In their search for growth in emerging markets, most multinational companies have followed a well-worn path—one leading straight to a chosen subset of countries and megacities. The next phase of growth will take place on a different stage: cities with populations of 5 million or less that are spread across the developing world. To make the most of this opportunity, companies are beginning to look beyond tier 1 and tier 2 cities. Starbucks, for example, has announced plans to triple the number of stores in China, with smaller cities playing a pivotal role in the expansion.
Simon Targett, BCG’s editor-in-chief, spoke with David Michael—the leader of the firm’s Global Advantage practice—about the unique challenges and opportunities of the next chapter in emerging-market growth.
Can you tell us about emerging-market cities and the growth opportunity they present?
The high-growth emerging markets of the world are building new cities where residents, companies, universities, and opportunities for prosperity are creating attractive new markets that are unfamiliar to many companies. The number of cities that are arising in emerging markets is staggering. Today there are nearly 700 emerging-market cities with populations of more than half a million—and there are only 240 such cities in the West. In the next 20 years, there will be more new cities created in emerging markets than exist today in the West. Every week, 1.2 million people move to these cities. That’s 1.4 billion in the next 20 years. These cities are for real. And it’s an amazing set of complexities for companies to navigate.
What types of approaches can companies take to leverage opportunities in these cities?
We worked with one company that wanted to take advantage of the specific growth opportunities in Africa, so we helped the organization build and integrate a plan for how and where it could win. The plan was based on five key cities in Africa that would serve as “hubs,” along with a growth strategy built out from those cities. We looked at all aspects of where the market opportunity was, where the company would be best-off selling, how to build the right organization, and how to build a go-to-market plan.
By the time the project was finished, the client realized that the Africa opportunity was five times larger than it had originally estimated. So doing this work led to a complete rethinking of the opportunity and a strategy based on those key cities.
In Indonesia, one of highest-growth areas is the island of Sumatra. Working with one company there, we designed and executed a strategy specifically to grow in the cities of Sumatra. This covered all areas of the offer and the organization, along with marketing and sales. With the focus on these cities, the company nearly tripled its market share. And there was also a value creation impact of $4 billion in market cap, just because of the ability to win the Indonesian consumer in the city markets.
Along with the opportunities, what are some of the challenges specific to emerging-market cities?
Already today, we are seeing incredibly rapid growth of the middle class. About 125 million households in emerging-market cities will enter the middle class from 2010 to 2015—an increase of 70 percent. At the same time, the geographic distribution of this group is widening, which creates a need for companies to explore markets that they may never have considered before.
Even companies that have the most up-to-date global models will find those models out of date in the next few years and will need to develop new models and strategies. Specifically, these markets require their own approaches to market entry, go-to-market strategy, organization design, people management, and partnering with government agencies.
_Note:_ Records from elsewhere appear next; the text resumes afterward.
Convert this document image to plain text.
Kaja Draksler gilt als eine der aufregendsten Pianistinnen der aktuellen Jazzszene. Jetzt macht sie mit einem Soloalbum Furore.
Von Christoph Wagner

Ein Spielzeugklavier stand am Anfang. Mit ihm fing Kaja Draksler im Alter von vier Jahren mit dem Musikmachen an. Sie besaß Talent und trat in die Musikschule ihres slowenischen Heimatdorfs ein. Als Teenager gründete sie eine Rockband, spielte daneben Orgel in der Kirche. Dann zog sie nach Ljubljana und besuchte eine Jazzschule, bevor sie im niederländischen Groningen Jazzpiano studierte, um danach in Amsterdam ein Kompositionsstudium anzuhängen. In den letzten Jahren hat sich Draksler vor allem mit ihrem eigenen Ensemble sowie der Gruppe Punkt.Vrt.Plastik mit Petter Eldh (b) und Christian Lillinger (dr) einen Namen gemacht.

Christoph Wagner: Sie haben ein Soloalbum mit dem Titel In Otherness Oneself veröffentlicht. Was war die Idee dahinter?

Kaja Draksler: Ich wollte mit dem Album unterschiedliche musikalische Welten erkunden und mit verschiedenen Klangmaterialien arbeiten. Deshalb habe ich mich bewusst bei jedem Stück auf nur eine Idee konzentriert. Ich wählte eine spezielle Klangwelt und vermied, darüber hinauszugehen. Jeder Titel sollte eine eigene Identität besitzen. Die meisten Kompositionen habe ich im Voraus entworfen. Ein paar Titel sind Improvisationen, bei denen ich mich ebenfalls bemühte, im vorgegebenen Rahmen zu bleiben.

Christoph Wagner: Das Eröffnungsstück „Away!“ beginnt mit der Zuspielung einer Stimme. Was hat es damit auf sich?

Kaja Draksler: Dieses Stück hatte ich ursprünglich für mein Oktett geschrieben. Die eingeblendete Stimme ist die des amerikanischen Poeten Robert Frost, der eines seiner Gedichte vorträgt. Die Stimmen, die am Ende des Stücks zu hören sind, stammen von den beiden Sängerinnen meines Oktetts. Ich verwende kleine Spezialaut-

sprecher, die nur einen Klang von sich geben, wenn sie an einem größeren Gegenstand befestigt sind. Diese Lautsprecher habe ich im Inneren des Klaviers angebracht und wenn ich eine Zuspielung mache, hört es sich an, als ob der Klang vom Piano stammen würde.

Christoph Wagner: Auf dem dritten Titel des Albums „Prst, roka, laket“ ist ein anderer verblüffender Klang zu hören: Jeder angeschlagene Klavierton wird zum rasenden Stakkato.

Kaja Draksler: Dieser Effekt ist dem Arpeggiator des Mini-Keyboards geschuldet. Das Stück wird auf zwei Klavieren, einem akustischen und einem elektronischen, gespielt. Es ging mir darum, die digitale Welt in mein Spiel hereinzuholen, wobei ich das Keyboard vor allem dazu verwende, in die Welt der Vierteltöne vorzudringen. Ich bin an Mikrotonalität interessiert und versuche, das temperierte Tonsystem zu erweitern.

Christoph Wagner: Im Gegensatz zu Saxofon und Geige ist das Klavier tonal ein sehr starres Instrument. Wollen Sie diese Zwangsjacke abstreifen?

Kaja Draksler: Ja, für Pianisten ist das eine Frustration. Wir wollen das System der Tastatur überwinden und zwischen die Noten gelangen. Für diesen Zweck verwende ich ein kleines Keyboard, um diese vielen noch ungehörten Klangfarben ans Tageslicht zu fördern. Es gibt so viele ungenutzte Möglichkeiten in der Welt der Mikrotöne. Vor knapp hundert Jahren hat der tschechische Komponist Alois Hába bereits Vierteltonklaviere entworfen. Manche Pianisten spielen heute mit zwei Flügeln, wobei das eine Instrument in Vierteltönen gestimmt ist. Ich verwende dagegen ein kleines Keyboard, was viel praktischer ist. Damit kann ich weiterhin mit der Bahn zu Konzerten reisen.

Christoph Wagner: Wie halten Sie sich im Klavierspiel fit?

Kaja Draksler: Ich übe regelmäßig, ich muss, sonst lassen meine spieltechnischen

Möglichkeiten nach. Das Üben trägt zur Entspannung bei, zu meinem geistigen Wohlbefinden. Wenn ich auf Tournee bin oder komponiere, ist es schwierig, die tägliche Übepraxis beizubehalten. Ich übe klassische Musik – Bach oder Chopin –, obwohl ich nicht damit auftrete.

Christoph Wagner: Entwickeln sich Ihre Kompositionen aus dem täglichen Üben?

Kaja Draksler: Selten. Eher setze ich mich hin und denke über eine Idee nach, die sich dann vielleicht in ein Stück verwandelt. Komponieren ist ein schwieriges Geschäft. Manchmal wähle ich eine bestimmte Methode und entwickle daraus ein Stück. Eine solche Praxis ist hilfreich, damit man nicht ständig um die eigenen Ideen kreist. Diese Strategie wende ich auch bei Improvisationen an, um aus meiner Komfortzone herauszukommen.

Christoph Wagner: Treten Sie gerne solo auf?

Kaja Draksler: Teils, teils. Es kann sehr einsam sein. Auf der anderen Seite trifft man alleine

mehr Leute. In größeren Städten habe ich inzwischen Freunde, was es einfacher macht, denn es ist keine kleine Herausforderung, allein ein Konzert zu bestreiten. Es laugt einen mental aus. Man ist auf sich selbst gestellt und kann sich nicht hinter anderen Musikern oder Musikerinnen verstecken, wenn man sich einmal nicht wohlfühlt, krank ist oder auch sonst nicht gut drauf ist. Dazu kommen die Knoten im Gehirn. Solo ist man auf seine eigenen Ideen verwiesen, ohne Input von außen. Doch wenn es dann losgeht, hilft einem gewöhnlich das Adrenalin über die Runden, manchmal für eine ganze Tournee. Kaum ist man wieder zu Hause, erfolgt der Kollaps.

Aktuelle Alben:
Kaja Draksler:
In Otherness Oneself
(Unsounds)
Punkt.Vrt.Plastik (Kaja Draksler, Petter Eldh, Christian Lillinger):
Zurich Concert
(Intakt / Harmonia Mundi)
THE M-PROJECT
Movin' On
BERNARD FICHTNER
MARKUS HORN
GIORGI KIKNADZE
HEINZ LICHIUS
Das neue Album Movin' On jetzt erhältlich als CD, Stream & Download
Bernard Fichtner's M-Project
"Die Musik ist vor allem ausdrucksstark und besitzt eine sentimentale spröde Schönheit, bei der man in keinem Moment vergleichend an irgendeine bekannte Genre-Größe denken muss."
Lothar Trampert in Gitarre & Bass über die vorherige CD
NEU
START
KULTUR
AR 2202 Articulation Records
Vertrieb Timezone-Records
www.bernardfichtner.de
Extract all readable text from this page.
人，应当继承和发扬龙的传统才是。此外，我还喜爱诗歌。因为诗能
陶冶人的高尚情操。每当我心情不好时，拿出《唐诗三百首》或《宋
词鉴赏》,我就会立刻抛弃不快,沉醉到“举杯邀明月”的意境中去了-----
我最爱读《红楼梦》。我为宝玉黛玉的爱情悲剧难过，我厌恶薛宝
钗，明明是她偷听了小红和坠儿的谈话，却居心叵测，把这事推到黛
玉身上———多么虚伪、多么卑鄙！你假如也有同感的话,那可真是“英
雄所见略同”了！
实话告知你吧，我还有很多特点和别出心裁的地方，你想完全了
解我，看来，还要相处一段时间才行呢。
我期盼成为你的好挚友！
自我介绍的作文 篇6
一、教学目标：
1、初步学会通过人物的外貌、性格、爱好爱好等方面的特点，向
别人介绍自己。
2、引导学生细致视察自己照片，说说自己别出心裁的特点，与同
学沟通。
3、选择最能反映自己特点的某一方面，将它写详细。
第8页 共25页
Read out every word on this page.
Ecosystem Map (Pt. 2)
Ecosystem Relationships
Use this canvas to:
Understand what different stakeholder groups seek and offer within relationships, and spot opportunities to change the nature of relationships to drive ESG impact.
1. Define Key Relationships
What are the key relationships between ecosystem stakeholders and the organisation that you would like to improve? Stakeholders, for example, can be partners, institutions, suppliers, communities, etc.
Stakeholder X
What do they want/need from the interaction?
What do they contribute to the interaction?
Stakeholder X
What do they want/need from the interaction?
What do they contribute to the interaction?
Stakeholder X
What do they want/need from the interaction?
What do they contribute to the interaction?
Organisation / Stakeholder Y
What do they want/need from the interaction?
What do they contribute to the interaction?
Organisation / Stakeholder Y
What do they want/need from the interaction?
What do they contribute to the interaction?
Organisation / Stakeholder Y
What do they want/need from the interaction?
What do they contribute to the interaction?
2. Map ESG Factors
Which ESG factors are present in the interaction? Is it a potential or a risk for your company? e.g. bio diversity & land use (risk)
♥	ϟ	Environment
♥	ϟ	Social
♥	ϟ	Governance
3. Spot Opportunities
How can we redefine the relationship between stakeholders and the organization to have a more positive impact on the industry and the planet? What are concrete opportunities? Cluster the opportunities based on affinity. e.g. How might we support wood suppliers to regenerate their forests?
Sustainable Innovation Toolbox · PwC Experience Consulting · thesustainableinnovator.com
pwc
Executives recognize the complexity that faces them in this area. According to our research, 73 percent of executives say growth in the emerging markets is a top priority; but when we ask if they are actually prepared for this growth, only 13 percent say they are.
How important is localization, in particular?
There are a handful of companies that can take their products to developing markets without worrying that something—their brand or value proposition, say—might get lost in translation. Companies like Apple, for example, don’t have to go back to the drawing board. But most companies face the possibility of having to revamp their products, as well as their approach to sales and marketing, in order to build a viable presence.
To this end, it’s important for companies to give their local units a fair amount of leeway to improvise. They can’t simply impose a plan that’s been developed by a team sitting halfway around the world—that plan is going to miss the mark.
But local autonomy does not mean that anything goes. Companies mustn’t lose sight of the value of overall strategic guidance, global standards, and cost synergies and controls. One of the big challenges for multinationals is to strike a balance between entrepreneurial drive at the local level and global integration and consistency.
What else can companies do to make localization a reality?
Consumer insight is the key to making a connection between unmet needs and your own products and services. In developing markets, unfortunately, it’s often hard to find quality data. Even the most basic demographic information can be spotty. If companies cannot buy the research they need, they need to invest in market research teams on the ground. This can end up being a decisive factor in their success. Given how hard it is to generate consumer insight in these countries, companies that do it well will gain an edge.
Companies also need to understand the nuances of distribution, particularly as they move beyond their footholds in major cities. Mom-and-pop shops still make up between 40 and 90 percent of retail sales, depending on the country, but modern retail formats are growing annually by 20 percent in the BRICI nations—Brazil, Russia, India, China, and Indonesia. For the foreseeable future, companies will need to operate in this hybrid environment.